Одним из наиболее ранних и развернутых считается определение, данное П.Н. Милюковым. Он правомерно разделил термины «антибольшевистский» и «белый» и отметил спорность сложившихся в Советской России и в Зарубежье мнений, согласно которым Белое движение рассматривается либо как движение всех, «кто против большевиков», либо как движение, направленное на «реставрацию старого абсолютистского режима и старого дворянского землевладельческого класса». Но, по мнению бывшего лидера кадетской партии, «только часть этого (антибольшевистского. – В.Ц.) движения может быть названа «белой» и только часть «белого движения» – контрреволюционна и реставрационна». «Белый» и «реставрационный» характер этого движения развивался постепенно, и только с течением времени тактика вооруженной борьбы с большевиками сосредоточилась исключительно в «белых» армиях, с откровенно реакционными тенденциями. Соответственно менялось, постепенно сужаясь, и понятие «белого движения». Милюков акцентировал внимание на таких его чертах, как «всероссийская ориентация», чуждая «автономии» государственных новообразований на территории бывшей Российской Империи, узость «классового характера» белой армии, выражавшей «чувства и мысли землевладельческой и дворянской России», реакционное, реставраторское направление аграрно-крестьянской политики. В заключительных главах своего труда «Россия на переломе» он практически полностью отождествляет идеологию и политическую практику Белого движения с монархической реставрацией и, следовательно, реакцией.

Милюков отмечал хронологическую специфику эволюции Белого дела, считая, что в августе 1917 года, в ходе Московского Государственного Совещания, сложился «единый антибольшевистский фронт», а в 1920 году в белом Крыму существовал лишь союз «офицерства и бюрократии», ведущих «бесперспективную» вооруженную борьбу с советской властью.

Окончательное формирование Белого движения во всероссийском масштабе (как части «антибольшевистского») произошло после «переворота» 18 ноября 1918 г. и признания адмирала А. В. Колчака Верховным Правителем России. А вершиной реакционности и социальной ограниченности Белого движения стало правление генерала М. К. Дитерихса в Приморье и барона Р. Ф. Унгерна фон Штернберга в Монголии (6).
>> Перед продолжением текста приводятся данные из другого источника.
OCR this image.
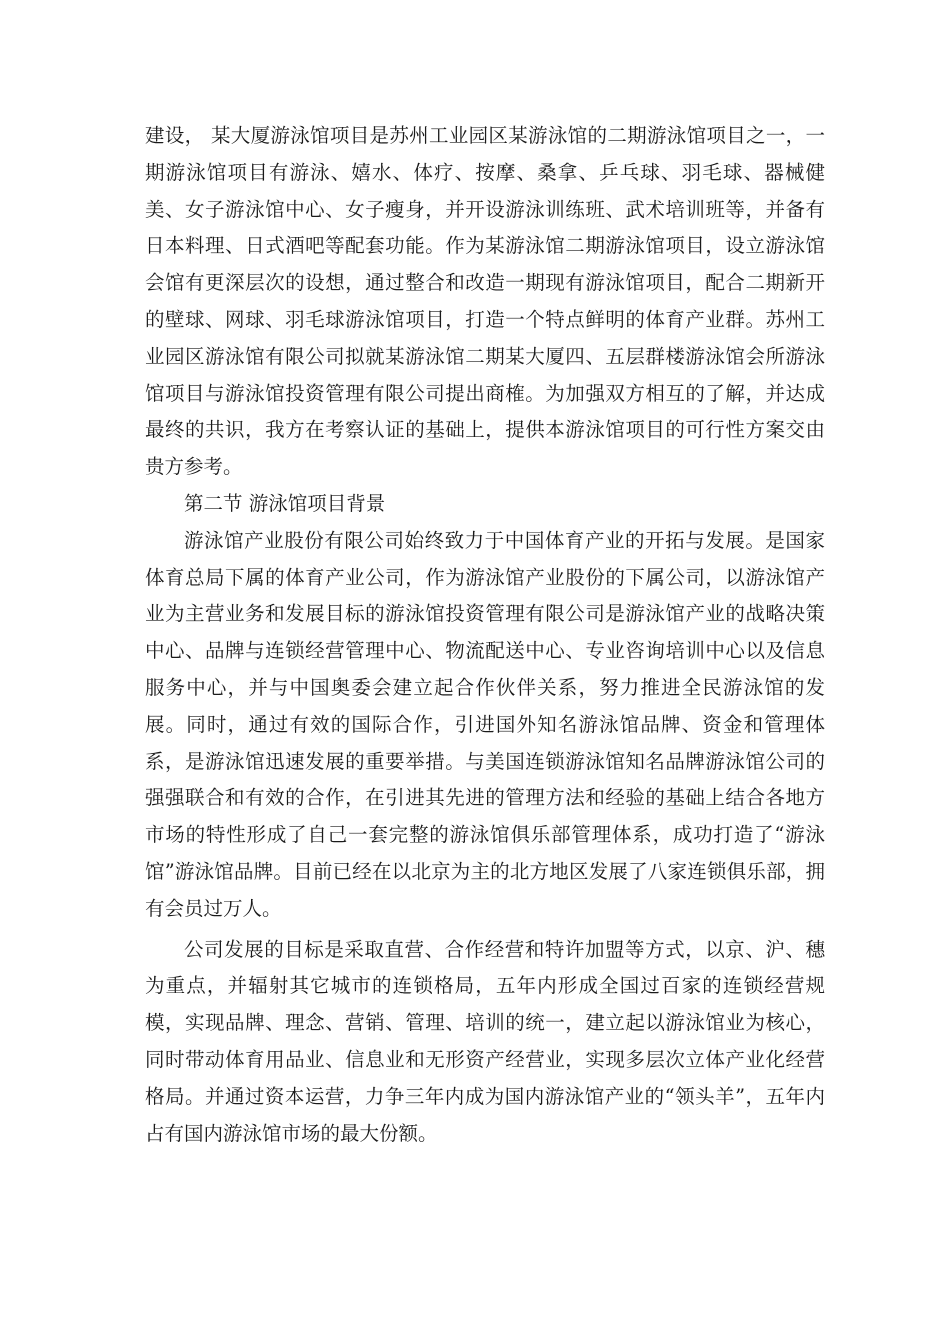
建设， 某大厦游泳馆项目是苏州工业园区某游泳馆的二期游泳馆项目之一，一期游泳馆项目有游泳、嬉水、体疗、按摩、桑拿、乒乓球、羽毛球、器械健美、女子游泳馆中心、女子瘦身，并开设游泳训练班、武术培训班等，并备有日本料理、日式酒吧等配套功能。作为某游泳馆二期游泳馆项目，设立游泳馆会馆有更深层次的设想，通过整合和改造一期现有游泳馆项目，配合二期新开的壁球、网球、羽毛球游泳馆项目，打造一个特点鲜明的体育产业群。苏州工业园区游泳馆有限公司拟就某游泳馆二期某大厦四、五层群楼游泳馆会所游泳馆项目与游泳馆投资管理有限公司提出商榷。为加强双方相互的了解，并达成最终的共识，我方在考察认证的基础上，提供本游泳馆项目的可行性方案交由贵方参考。

第二节 游泳馆项目背景

游泳馆产业股份有限公司始终致力于中国体育产业的开拓与发展。是国家体育总局下属的体育产业公司，作为游泳馆产业股份的下属公司，以游泳馆产业为主营业务和发展目标的游泳馆投资管理有限公司是游泳馆产业的战略决策中心、品牌与连锁经营管理中心、物流配送中心、专业咨询培训中心以及信息服务中心，并与中国奥委会建立起合作伙伴关系，努力推进全民游泳馆的发展。同时，通过有效的国际合作，引进国外知名游泳馆品牌、资金和管理体系，是游泳馆迅速发展的重要举措。与美国连锁游泳馆知名品牌游泳馆公司的强强联合和有效的合作，在引进其先进的管理方法和经验的基础上结合各地方市场的特性形成了自己一套完整的游泳馆俱乐部管理体系，成功打造了“游泳馆”游泳馆品牌。目前已经在以北京为主的北方地区发展了八家连锁俱乐部，拥有会员过万人。

公司发展的目标是采取直营、合作经营和特许加盟等方式，以京、沪、穗为重点，并辐射其它城市的连锁格局，五年内形成全国过百家的连锁经营规模，实现品牌、理念、营销、管理、培训的统一，建立起以游泳馆业为核心，同时带动体育用品业、信息业和无形资产经营业，实现多层次立体产业化经营格局。并通过资本运营，力争三年内成为国内游泳馆产业的“领头羊”，五年内占有国内游泳馆市场的最大份额。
Выступивший с критикой труда Милюкова не менее известный историк Русского Зарубежья С. П. Мельгунов отметил «неудачность» термина «Белое движение» (по причине его близости с движением антибольшевистским) и показал политическую пристрастность Милюкова в его отражении истории гражданской войны (Мельгунов С.П. Гражданская война в освещении П.Н. Милюкова (По поводу «Россия на переломе»), Париж, 1929.).

Представители социалистического лагеря, как правило, также отождествляли Белое движение с «реакцией», «военщиной», впервые проявившейся во время «Корниловского мятежа» и постоянно тормозившей «развитие демократии». В этом отношении характерны оценки Н.Д. Авксентьева, А. А. Аргунова,

В. Л. Горна. Характерно название книги Аргунова, посвященной драматической истории Уфимского Государственного Совещания и Уфимской Директории: «Между двумя большевизмами». Если до «колчаковского переворота» социалистические круги принципиально поддерживали противодействие большевикам и считали необходимым воздействовать на Белое дело в целях его «демократизации», то после 18 ноября 1918 г. IX съезд партии эсеров 20 июля 1919 г. принял резолюцию о «прекращении вооруженной борьбы» с советской властью «перед лицом грозной опасности, грозящей всем завоеваниям революции… от рук Колчака, Деникина, Юденича и других представителей внутренней и внешней реакции…».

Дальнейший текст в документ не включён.